Eine Geschichte für das neue Jahr aus dem Zaubergarten:
„Das Geheimnis der weißen Blüten“
Dort, wo am anderen Ende der Wiese ein dunkles Moor lag, aus dem ein Gestrüpp an schlammigen Stielen und Dornenhecken hervorwucherte, war kaum ein Bewohner des Tals jemals anzutreffen.

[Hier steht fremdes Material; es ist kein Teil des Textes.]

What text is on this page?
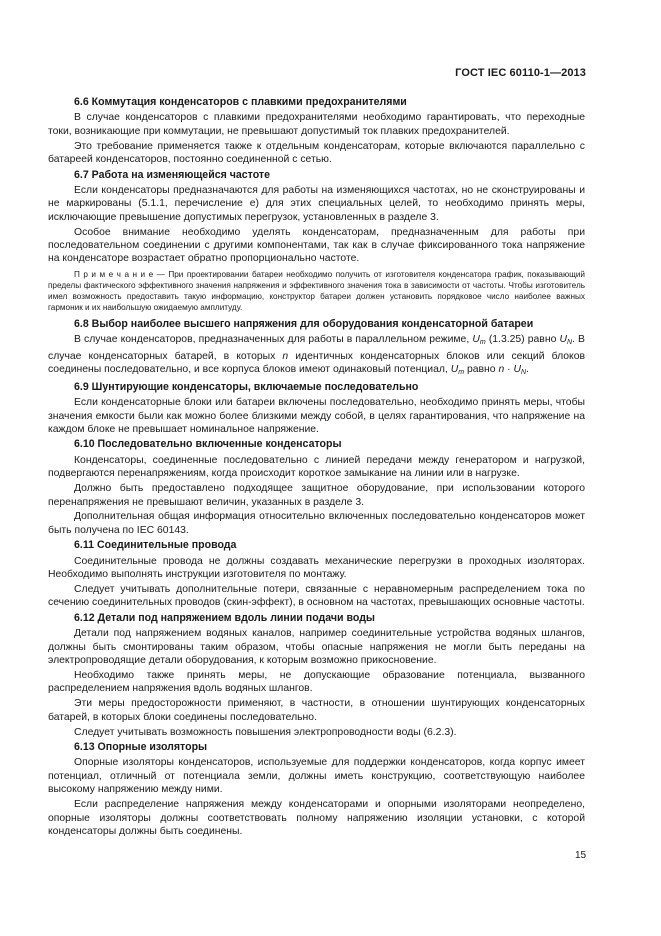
ГОСТ IEC 60110-1—2013
6.6 Коммутация конденсаторов с плавкими предохранителями

В случае конденсаторов с плавкими предохранителями необходимо гарантировать, что переходные токи, возникающие при коммутации, не превышают допустимый ток плавких предохранителей.

Это требование применяется также к отдельным конденсаторам, которые включаются параллельно с батареей конденсаторов, постоянно соединенной с сетью.

6.7 Работа на изменяющейся частоте

Если конденсаторы предназначаются для работы на изменяющихся частотах, но не сконструированы и не маркированы (5.1.1, перечисление e) для этих специальных целей, то необходимо принять меры, исключающие превышение допустимых перегрузок, установленных в разделе 3.

Особое внимание необходимо уделять конденсаторам, предназначенным для работы при последовательном соединении с другими компонентами, так как в случае фиксированного тока напряжение на конденсаторе возрастает обратно пропорционально частоте.

П р и м е ч а н и е — При проектировании батареи необходимо получить от изготовителя конденсатора график, показывающий пределы фактического эффективного значения напряжения и эффективного значения тока в зависимости от частоты. Чтобы изготовитель имел возможность предоставить такую информацию, конструктор батареи должен установить порядковое число наиболее важных гармоник и их наибольшую ожидаемую амплитуду.

6.8 Выбор наиболее высшего напряжения для оборудования конденсаторной батареи

В случае конденсаторов, предназначенных для работы в параллельном режиме, $U_m$ (1.3.25) равно $U_N$. В случае конденсаторных батарей, в которых n идентичных конденсаторных блоков или секций блоков соединены последовательно, и все корпуса блоков имеют одинаковый потенциал, $U_m$ равно $n \cdot U_N$.

6.9 Шунтирующие конденсаторы, включаемые последовательно

Если конденсаторные блоки или батареи включены последовательно, необходимо принять меры, чтобы значения емкости были как можно более близкими между собой, в целях гарантирования, что напряжение на каждом блоке не превышает номинальное напряжение.

6.10 Последовательно включенные конденсаторы

Конденсаторы, соединенные последовательно с линией передачи между генератором и нагрузкой, подвергаются перенапряжениям, когда происходит короткое замыкание на линии или в нагрузке.

Должно быть предоставлено подходящее защитное оборудование, при использовании которого перенапряжения не превышают величин, указанных в разделе 3.

Дополнительная общая информация относительно включенных последовательно конденсаторов может быть получена по IEC 60143.

6.11 Соединительные провода

Соединительные провода не должны создавать механические перегрузки в проходных изоляторах. Необходимо выполнять инструкции изготовителя по монтажу.

Следует учитывать дополнительные потери, связанные с неравномерным распределением тока по сечению соединительных проводов (скин-эффект), в основном на частотах, превышающих основные частоты.

6.12 Детали под напряжением вдоль линии подачи воды

Детали под напряжением водяных каналов, например соединительные устройства водяных шлангов, должны быть смонтированы таким образом, чтобы опасные напряжения не могли быть переданы на электропроводящие детали оборудования, к которым возможно прикосновение.

Необходимо также принять меры, не допускающие образование потенциала, вызванного распределением напряжения вдоль водяных шлангов.

Эти меры предосторожности применяют, в частности, в отношении шунтирующих конденсаторных батарей, в которых блоки соединены последовательно.

Следует учитывать возможность повышения электропроводности воды (6.2.3).

6.13 Опорные изоляторы

Опорные изоляторы конденсаторов, используемые для поддержки конденсаторов, когда корпус имеет потенциал, отличный от потенциала земли, должны иметь конструкцию, соответствующую наиболее высокому напряжению между ними.

Если распределение напряжения между конденсаторами и опорными изоляторами неопределено, опорные изоляторы должны соответствовать полному напряжению изоляции установки, с которой конденсаторы должны быть соединены.

15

Es war eine finstere Gegend und die Wiesenbewohner mieden den Ort, über den meist graue Nebelschwaden zogen und auf den nur ein trübes Licht fiel.
So konnte es geschehen, dass niemand es bemerkte, wie sich aus einem der Moore zaghaft eine kleine grüne Spitze hervorwagte, zunächst nur eine, dann eine andere und wiederum die nächste…
Einem Zwerg, dessen Häuschen am Rande des Moores gelegen war und der auf seinem täglichen Spaziergang vergnügt vor sich hin pfeifend an Schilfhalmen entlangschlenderte, fiel ein helles Blitzen in die Augen. Überrascht blickte er sich rundum und wagte sich schließlich in das hohe Schilf hinein, neugierig, wie er war. Denn es schien ihm, dass das Leuchten aus dem Moor kommen musste. So stapfte er durch morastiges Gras und schob ächzend hohe Halme und Pflanzengestrüpp auseinander, bis sich hinter einer verwachsenen Hecke ein kleiner Teich vor ihm auftat.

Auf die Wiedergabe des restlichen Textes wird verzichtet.